There’s a reason why bitcoin critics are evoking Tulip Mania as the digital currency’s price soars to new heights.

It’s because the story of the Netherlands’ great tulip bubble of 1637 helps focus the mind on the basic question at the heart of any financial bubble assessment: whether there’s a blatant disconnect between an asset’s price and its fundamental value. There are some decent arguments why bitcoin’s detractors could be wrong. But, either way, anyone hoping to ride this rally higher should think about what constitutes the digital currency’s fundamental value.

Of course, there’s no surefire way to determine fundamental or fair value–notwithstanding the useful benchmarks for doing so in markets such as stocks–especially for something as untested as this. But the lesson of Tulip Mania is that when prices truly get into bubble territory, your gut can be as good a gauge as anything.

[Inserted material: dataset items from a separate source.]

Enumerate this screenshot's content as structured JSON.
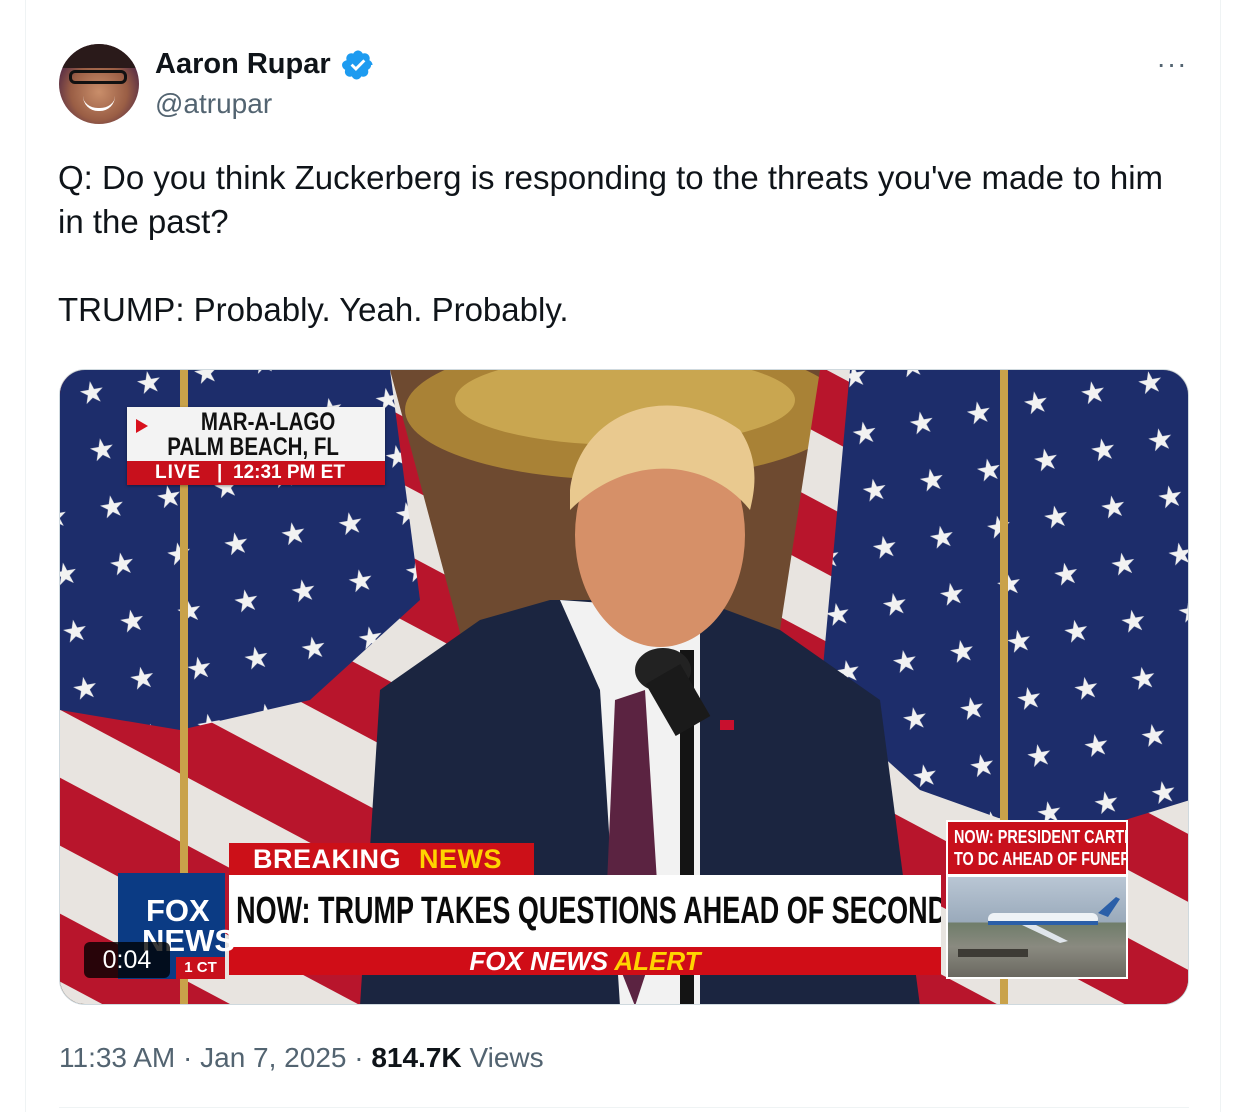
{
  "author": {
    "name": "Aaron Rupar",
    "handle": "@atrupar",
    "verified": true,
    "avatar_icon": "profile-photo"
  },
  "more_menu": {
    "label": "···"
  },
  "tweet": {
    "line1": "Q: Do you think Zuckerberg is responding to the threats you've made to him in the past?",
    "line2": "TRUMP: Probably. Yeah. Probably."
  },
  "video": {
    "timer": "0:04",
    "overlay": {
      "location_line1": "MAR-A-LAGO",
      "location_line2": "PALM BEACH, FL",
      "live_label": "LIVE",
      "separator": "|",
      "time": "12:31 PM ET",
      "breaking_word1": "BREAKING",
      "breaking_word2": "NEWS",
      "headline": "NOW: TRUMP TAKES QUESTIONS AHEAD OF SECOND TERM",
      "alert_word1": "FOX NEWS",
      "alert_word2": "ALERT",
      "logo_line1": "FOX",
      "logo_line2": "NEWS",
      "logo_time": "1 CT",
      "side_line1": "NOW: PRESIDENT CARTER",
      "side_line2": "TO DC AHEAD OF FUNERAL"
    }
  },
  "meta": {
    "time": "11:33 AM",
    "dot": "·",
    "date": "Jan 7, 2025",
    "views_count": "814.7K",
    "views_label": "Views"
  },
  "colors": {
    "text_primary": "#0f1419",
    "text_secondary": "#536471",
    "verified_blue": "#1d9bf0",
    "fox_red": "#c8101c",
    "fox_blue": "#0b3b84",
    "fox_yellow": "#ffd400"
  }
}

At its peak, the price for a single tulip bulb in 1637 stood at 10 times the annual income of a skilled Dutch craftsman. Based on that simple, fundamental assessment of the market’s potential, something was clearly amiss.

The highlighted sentence. Incorrect. Gold & Silver before they were money were commodities that had a use value. That was their base fundamental value. Their money value was in addition to their commodity value.

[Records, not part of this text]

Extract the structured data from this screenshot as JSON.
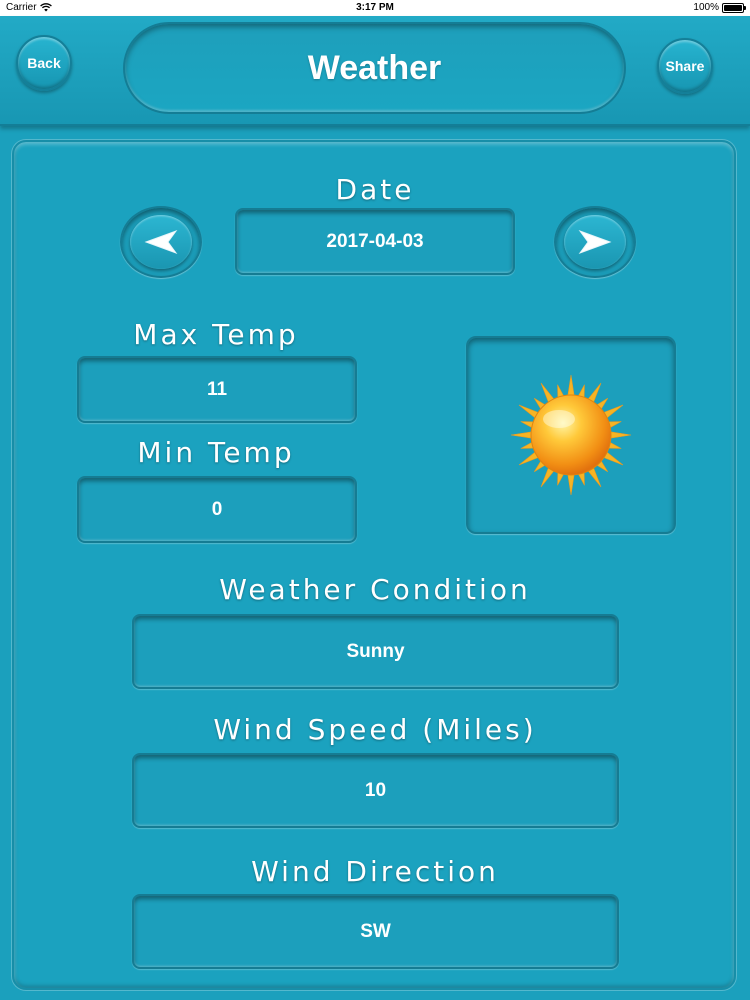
{
  "status_bar": {
    "carrier": "Carrier",
    "time": "3:17 PM",
    "battery": "100%"
  },
  "header": {
    "back_label": "Back",
    "title": "Weather",
    "share_label": "Share"
  },
  "date": {
    "label": "Date",
    "value": "2017-04-03",
    "prev_icon": "arrow-left-icon",
    "next_icon": "arrow-right-icon"
  },
  "max_temp": {
    "label": "Max Temp",
    "value": "11"
  },
  "min_temp": {
    "label": "Min Temp",
    "value": "0"
  },
  "condition_icon": "sun-icon",
  "condition": {
    "label": "Weather Condition",
    "value": "Sunny"
  },
  "wind_speed": {
    "label": "Wind Speed (Miles)",
    "value": "10"
  },
  "wind_direction": {
    "label": "Wind Direction",
    "value": "SW"
  },
  "colors": {
    "background": "#1ba0bd",
    "sun_core": "#f7a21b",
    "sun_rays": "#f5b623"
  }
}
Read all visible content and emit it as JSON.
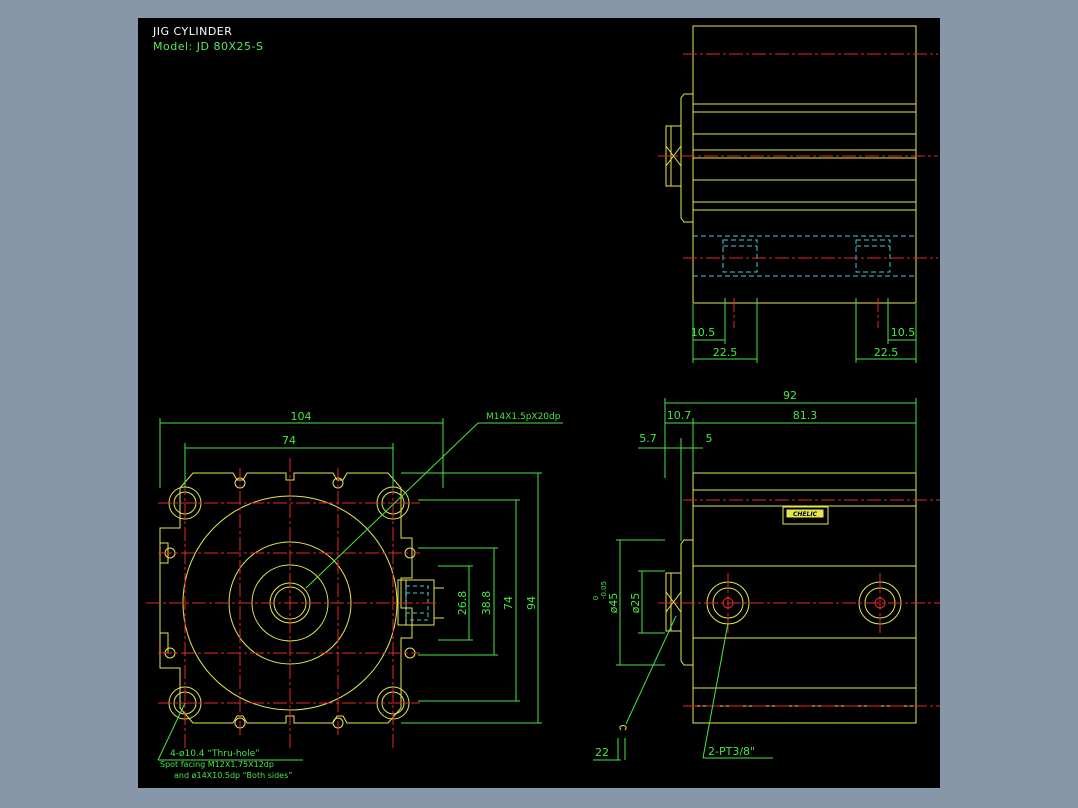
{
  "title_block": {
    "title": "JIG CYLINDER",
    "model": "Model: JD 80X25-S"
  },
  "dimensions": {
    "side_top_10_5_left": "10.5",
    "side_top_10_5_right": "10.5",
    "side_top_22_5_left": "22.5",
    "side_top_22_5_right": "22.5",
    "front_width_104": "104",
    "front_bolt_74_h": "74",
    "front_port_26_8": "26.8",
    "front_port_38_8": "38.8",
    "front_bolt_74_v": "74",
    "front_height_94": "94",
    "side_total_92": "92",
    "side_10_7": "10.7",
    "side_81_3": "81.3",
    "side_5_7": "5.7",
    "side_5": "5",
    "side_25_dia": "ø25",
    "side_45_dia": "ø45",
    "side_45_tol_a": "0",
    "side_45_tol_b": "-0.05",
    "side_22": "22"
  },
  "callouts": {
    "thread": "M14X1.5pX20dp",
    "holes_line1": "4-ø10.4 “Thru-hole”",
    "holes_line2": "Spot facing   M12X1.75X12dp",
    "holes_line3": "and ø14X10.5dp “Both sides”",
    "ports": "2-PT3/8\""
  },
  "label": {
    "brand": "CHELIC"
  },
  "colors": {
    "background": "#000000",
    "frame": "#8796a9",
    "geometry": "#e6e650",
    "centerline": "#e62828",
    "dimension": "#46e646",
    "hidden": "#46c8dc",
    "title": "#ffffff"
  }
}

Bitcoin has no commodity value. It has a money value which is enhanced by a speculative component. The money value is going to be very unstable as it will always compete with government fiat money that has one main advantage, it is legal tender. Which simply means that it is a coerced currency. You are forced to use and recognise it as money. Not so with Bitcoin.

The advantage that Bitcoin possesses is that it is untraceable, at least currently. Thus it is a perfect currency for conducting illegal transactions.